Maybe it meant they'd found Marina!
But no. Maggie would have yelled that so the whole neighborhood could hear.
Now Seline was stuck waiting until Maggie's call finished. As she stood there, wondering if she’d ever find a way to live without this soul-twisting feeling in the center of her body, her phone rang again. If she wasn't young and healthy, she would have dropped dead of a heart attack right at that moment.
Flipping the phone to her face, she pressed the button even as she read the words, Redemption Public Library.
“May I speak to Dr. Seline Marchand?” It sounded almost identical to the start of the last call she'd gotten, but this time she recognized the voice.
“Ivy! I'm going to have to call you back.”
“Oh, did something happen?”
She wanted to sayyes. And thenNo. Because what did they really know? Except that they'd gotten a call from a stranger. But surely Sanders had given the strange woman in the parking lot Seline’s number. So she settled on, “maybe.”
“Well, fingers crossed! But I think I might have found something important, so call back as soon as you can.”
“Okay, I will.” That at least lifted her heart. Maggie had something good on her call, and Ivy had good news, too. She said goodbye and hung up. Even as she turned it off, she wondered now how quickly it could ring again.
Maggie hung up and told her, “Watson is getting the call traced. She pulled your records and thinks you kept her on the line just long enough to make it happen. She’s going to call back.”
Another sigh of relief hit her. Maybe Marina was still alive and maybe she would be found. A brief silence descended as she and Maggie stared at each other waiting for phone calls that didn't quite come.
Seline forced herself to move around. She was behind on her work. Even though she had her wonderful lab at home, she wasn't getting anything done. She had good reason to fear that she’d lose her track to tenure. But worse, Marina Balero was in the hands of that madman.
Though Seline hadn’t admitted it to herself, when they’d passed the fourteen-hour mark, she’d consoled herself that Marina wasn’t in any more pain or terror. Now her friend was possibly still alive. Was that better or worse? Seline didn't know.
It felt like an eon later, though it was barely a minute, that Seline asked, “Do we call Sebastian and Kalan?”
“What are Kalan and Sebastian going to do that we aren’t?” Maggie replied after a moment’s careful thought. “If they're out on a call, they won't even get the message. If they're in the station, they could decide to leave the shift. But if they leave, then they need to get subbed out first. Two of them getting a sub at the same time is harder than you might think.”
Seline understood. If they both left without subs in place, the station would be very short-handed in the face of an emergency. And the fire station faced real emergencies, while she’d had a concerning phone call.
Seline conceded. It hadn’t been her best idea, even if she wanted Kalan here. Even if he didn’t feel the same.

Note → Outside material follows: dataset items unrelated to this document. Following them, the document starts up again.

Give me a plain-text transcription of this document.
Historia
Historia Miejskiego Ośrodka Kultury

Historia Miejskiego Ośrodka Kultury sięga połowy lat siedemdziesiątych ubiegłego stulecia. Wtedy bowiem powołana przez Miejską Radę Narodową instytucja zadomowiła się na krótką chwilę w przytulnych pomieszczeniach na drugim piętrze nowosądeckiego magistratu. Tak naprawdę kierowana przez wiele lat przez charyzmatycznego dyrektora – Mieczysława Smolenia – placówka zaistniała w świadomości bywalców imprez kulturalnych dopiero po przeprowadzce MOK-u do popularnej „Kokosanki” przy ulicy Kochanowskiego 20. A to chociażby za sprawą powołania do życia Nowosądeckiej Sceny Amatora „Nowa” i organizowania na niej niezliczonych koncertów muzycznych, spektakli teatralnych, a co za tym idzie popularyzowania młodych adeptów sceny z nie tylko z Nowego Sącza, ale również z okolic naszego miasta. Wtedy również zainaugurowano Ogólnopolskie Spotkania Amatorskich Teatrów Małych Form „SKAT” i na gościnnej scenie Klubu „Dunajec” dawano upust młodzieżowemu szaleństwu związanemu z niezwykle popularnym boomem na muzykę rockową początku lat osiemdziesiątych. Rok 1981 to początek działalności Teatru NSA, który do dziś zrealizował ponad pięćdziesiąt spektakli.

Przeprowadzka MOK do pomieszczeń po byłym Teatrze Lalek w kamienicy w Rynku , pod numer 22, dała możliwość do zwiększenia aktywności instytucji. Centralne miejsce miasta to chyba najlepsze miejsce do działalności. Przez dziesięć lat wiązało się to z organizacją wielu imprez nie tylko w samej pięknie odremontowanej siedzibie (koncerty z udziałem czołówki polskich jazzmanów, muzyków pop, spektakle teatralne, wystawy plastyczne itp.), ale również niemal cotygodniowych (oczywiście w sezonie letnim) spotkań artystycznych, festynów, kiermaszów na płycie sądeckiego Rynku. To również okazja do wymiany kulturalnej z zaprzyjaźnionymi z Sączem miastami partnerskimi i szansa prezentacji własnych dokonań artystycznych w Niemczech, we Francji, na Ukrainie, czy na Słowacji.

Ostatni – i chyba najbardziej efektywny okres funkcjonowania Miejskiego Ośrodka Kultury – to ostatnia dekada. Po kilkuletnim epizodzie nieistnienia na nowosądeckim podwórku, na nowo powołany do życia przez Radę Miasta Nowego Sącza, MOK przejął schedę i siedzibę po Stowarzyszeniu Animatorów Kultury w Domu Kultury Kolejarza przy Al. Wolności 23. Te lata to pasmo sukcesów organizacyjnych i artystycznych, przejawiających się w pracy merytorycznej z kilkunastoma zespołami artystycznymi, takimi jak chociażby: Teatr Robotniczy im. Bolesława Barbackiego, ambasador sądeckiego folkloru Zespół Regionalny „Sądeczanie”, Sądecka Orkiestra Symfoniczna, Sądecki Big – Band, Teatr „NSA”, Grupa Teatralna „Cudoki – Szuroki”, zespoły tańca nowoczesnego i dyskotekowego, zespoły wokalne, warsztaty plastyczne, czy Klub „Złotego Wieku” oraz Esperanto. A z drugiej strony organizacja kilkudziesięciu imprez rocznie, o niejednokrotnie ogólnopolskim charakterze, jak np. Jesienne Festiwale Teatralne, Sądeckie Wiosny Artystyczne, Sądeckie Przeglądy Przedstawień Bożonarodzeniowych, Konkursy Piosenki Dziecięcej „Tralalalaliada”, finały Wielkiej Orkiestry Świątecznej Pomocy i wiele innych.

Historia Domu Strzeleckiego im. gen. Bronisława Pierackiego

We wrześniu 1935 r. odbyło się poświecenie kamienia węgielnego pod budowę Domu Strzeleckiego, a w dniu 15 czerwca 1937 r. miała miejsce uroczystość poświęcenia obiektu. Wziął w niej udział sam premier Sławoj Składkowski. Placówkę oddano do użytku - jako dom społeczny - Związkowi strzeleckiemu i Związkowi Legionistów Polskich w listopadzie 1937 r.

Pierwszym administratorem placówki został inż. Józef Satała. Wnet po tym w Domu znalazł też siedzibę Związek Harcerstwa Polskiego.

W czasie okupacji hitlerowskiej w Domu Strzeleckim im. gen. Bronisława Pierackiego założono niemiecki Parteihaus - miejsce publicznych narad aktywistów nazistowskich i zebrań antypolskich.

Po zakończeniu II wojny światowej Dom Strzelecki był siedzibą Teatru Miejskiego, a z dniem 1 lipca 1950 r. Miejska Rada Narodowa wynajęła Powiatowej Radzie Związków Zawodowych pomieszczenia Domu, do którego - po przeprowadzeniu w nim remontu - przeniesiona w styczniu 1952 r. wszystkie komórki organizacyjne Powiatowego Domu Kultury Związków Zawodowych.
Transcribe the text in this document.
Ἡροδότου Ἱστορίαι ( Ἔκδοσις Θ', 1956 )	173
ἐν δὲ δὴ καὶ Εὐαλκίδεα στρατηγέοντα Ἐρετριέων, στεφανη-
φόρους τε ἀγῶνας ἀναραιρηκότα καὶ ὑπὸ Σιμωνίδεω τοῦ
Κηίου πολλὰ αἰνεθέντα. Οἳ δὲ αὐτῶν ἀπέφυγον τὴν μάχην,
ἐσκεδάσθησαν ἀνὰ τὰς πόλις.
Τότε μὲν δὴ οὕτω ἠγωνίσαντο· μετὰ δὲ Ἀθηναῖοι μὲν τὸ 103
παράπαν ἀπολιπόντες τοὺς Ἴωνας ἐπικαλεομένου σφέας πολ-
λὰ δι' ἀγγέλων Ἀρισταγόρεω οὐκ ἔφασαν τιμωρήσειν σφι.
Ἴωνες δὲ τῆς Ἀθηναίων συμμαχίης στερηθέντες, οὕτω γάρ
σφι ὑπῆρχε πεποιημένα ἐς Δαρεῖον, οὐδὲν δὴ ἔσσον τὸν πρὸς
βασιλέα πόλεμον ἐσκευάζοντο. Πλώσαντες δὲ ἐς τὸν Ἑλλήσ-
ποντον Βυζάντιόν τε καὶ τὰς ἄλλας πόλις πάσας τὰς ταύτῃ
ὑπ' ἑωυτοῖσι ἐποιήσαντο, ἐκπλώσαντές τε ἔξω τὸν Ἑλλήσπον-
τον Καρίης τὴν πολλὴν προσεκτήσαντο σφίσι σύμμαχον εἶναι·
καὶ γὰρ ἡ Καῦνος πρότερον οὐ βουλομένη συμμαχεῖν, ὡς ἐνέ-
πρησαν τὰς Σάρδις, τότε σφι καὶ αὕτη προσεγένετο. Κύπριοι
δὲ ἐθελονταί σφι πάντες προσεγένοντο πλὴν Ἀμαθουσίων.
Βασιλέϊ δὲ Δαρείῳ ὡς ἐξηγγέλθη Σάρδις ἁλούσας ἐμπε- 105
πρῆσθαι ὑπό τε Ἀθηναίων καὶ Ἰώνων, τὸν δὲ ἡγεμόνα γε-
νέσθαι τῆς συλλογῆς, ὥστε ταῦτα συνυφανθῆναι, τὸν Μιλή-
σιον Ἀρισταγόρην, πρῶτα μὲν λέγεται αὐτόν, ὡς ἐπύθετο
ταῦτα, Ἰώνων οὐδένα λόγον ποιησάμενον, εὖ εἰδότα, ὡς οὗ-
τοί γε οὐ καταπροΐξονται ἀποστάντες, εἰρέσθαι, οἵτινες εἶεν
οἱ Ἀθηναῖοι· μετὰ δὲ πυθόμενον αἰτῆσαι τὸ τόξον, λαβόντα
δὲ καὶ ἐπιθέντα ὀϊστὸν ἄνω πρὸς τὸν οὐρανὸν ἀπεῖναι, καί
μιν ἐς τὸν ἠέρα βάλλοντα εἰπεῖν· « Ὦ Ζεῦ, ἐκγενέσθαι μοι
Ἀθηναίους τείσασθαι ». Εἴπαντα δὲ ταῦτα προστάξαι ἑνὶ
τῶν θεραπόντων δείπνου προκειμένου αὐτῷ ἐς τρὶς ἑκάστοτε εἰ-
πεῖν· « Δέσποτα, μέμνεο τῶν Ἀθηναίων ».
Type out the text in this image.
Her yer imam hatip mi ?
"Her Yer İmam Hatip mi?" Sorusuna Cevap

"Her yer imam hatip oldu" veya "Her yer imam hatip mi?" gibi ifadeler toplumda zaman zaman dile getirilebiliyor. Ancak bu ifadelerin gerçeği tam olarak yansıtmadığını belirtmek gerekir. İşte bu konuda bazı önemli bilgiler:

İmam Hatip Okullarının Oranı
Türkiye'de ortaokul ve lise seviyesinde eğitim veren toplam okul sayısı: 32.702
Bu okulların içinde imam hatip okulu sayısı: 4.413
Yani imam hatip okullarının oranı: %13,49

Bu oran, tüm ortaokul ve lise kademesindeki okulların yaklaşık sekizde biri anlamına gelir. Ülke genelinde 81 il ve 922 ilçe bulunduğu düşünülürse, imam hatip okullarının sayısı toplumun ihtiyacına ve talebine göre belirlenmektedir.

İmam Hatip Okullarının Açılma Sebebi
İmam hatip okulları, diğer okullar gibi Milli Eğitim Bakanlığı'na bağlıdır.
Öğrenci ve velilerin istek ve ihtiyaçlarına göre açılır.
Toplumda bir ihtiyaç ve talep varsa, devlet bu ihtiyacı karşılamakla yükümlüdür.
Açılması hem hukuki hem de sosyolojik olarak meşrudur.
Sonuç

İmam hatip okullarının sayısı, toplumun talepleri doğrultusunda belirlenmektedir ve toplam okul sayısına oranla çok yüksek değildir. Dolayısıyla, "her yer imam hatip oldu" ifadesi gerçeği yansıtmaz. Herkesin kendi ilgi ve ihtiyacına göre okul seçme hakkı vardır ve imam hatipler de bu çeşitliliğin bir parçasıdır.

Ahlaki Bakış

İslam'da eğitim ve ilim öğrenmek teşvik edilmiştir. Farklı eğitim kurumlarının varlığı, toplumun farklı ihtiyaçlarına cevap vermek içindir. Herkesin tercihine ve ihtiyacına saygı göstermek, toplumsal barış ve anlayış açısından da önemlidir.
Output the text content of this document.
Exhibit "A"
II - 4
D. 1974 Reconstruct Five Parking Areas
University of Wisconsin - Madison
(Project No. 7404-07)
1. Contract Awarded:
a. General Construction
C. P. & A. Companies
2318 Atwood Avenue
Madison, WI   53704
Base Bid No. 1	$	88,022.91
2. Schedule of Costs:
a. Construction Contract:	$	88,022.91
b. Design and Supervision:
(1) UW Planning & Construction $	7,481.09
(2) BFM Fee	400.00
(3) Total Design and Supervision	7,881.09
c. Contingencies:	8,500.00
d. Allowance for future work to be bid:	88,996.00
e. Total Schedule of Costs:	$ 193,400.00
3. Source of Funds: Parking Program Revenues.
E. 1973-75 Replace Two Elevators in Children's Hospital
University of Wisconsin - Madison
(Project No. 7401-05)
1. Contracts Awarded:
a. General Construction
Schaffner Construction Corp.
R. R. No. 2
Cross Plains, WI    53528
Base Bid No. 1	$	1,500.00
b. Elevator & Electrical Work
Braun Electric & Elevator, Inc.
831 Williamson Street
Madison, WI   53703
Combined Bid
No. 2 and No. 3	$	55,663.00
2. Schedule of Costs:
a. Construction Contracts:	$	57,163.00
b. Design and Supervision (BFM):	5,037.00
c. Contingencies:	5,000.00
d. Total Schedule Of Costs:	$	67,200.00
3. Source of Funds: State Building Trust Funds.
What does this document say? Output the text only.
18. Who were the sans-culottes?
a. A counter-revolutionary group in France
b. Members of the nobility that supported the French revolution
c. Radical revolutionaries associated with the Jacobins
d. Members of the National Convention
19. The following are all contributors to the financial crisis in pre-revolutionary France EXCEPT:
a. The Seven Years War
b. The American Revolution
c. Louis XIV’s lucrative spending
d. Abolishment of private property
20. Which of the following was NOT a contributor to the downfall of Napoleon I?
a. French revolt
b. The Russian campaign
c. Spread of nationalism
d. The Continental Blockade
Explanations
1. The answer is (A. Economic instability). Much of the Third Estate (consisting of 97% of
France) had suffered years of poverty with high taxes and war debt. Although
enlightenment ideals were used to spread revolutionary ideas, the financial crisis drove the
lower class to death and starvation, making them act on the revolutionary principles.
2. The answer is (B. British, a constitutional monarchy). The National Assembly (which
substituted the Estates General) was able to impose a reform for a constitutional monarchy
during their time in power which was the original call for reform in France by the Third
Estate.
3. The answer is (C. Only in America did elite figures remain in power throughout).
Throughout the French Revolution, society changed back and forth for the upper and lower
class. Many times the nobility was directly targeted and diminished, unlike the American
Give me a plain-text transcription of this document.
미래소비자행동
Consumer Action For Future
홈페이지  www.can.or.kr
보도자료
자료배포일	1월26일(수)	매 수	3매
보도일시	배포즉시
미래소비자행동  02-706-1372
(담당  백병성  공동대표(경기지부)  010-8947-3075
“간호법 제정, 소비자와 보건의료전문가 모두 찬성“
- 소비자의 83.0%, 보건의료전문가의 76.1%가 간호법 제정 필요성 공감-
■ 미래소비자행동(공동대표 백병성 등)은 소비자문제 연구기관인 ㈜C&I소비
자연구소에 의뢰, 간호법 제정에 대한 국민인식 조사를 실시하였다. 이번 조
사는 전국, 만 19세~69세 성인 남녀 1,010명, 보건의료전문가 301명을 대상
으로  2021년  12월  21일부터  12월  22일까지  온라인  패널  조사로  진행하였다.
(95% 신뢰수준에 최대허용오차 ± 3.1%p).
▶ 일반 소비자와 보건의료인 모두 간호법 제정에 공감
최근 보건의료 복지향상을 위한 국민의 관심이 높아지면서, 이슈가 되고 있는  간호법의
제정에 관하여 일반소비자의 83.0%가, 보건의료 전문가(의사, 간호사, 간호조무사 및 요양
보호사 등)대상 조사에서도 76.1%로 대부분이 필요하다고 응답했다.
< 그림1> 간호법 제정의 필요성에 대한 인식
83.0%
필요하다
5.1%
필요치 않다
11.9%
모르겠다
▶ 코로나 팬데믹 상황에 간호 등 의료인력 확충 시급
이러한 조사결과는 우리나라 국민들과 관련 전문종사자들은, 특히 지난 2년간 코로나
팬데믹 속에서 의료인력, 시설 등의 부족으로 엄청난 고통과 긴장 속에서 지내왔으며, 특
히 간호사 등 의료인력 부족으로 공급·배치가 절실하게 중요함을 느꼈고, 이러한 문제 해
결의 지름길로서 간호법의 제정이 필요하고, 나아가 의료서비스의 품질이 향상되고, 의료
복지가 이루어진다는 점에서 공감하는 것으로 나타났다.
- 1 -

She’d deal with her feelings when all of this was over.
So they stayed there in the living room, accomplishing nothing but discussing a few pointless options until Maggie's phone rang again. She smiled as soon as she saw who was calling and held the phone out with the speaker button on before she even answered it. “Watson!”
Without even a return greeting, Watson began explaining what they’d found. “I want you to leave Seline’s line open in case she gets another call. If someone calls you that you know, answer and hang up immediately. Message them that you’ll call back on another line. I want your line as free as possible.”
She could do that, but instead of just agreeing, she asked, “What do we know about that call?”
“Well, it's a landline, of all things. We figured out that it came from Stromsburg. Do you have any connection to Stromsburg?”
“No, I don’t even know where it is.” Seline had come to the US as a graduate student. She’d attended Cornell and, after completing a postdoc for two years in Georgia, she’d quickly landed the position at Lincoln.
It was Maggie who said, “It’s another small town. North and West of Lincoln.”
Watson continued matter of factly. “The call came from a payphone at Martin’s Grocery. It’s a mom and pop kind of place. Local chain with about fifteen stores across eastern Nebraska.”
After relaying as much of the conversation as she could remember, Seline heard Watson talking to someone near her. “Get footage from the parking lot of that store.”
Her heart breathed another sigh of relief. They were doing everything they could. The grocery store answer had been true. Maybe, so had the rest of it. And the footage they got might just show Sanders—or at least what Sanders looked like now. She added, “Her description of the man who gave her the money was relatively spot on to the real Sanders.”
“We're tracking him down. And we're looking in the area,” Watson told them before ending the phone call.
Once again, Seline was left pacing her own room. She had no work to do that she could accomplish. She had no way to save Marina, and nothing at her fingertips to even keep herself busy. She turned to Maggie. “Can I borrow your phone for a minute?”
Pulling the number up on her own phone, she dialed it into Maggie’s.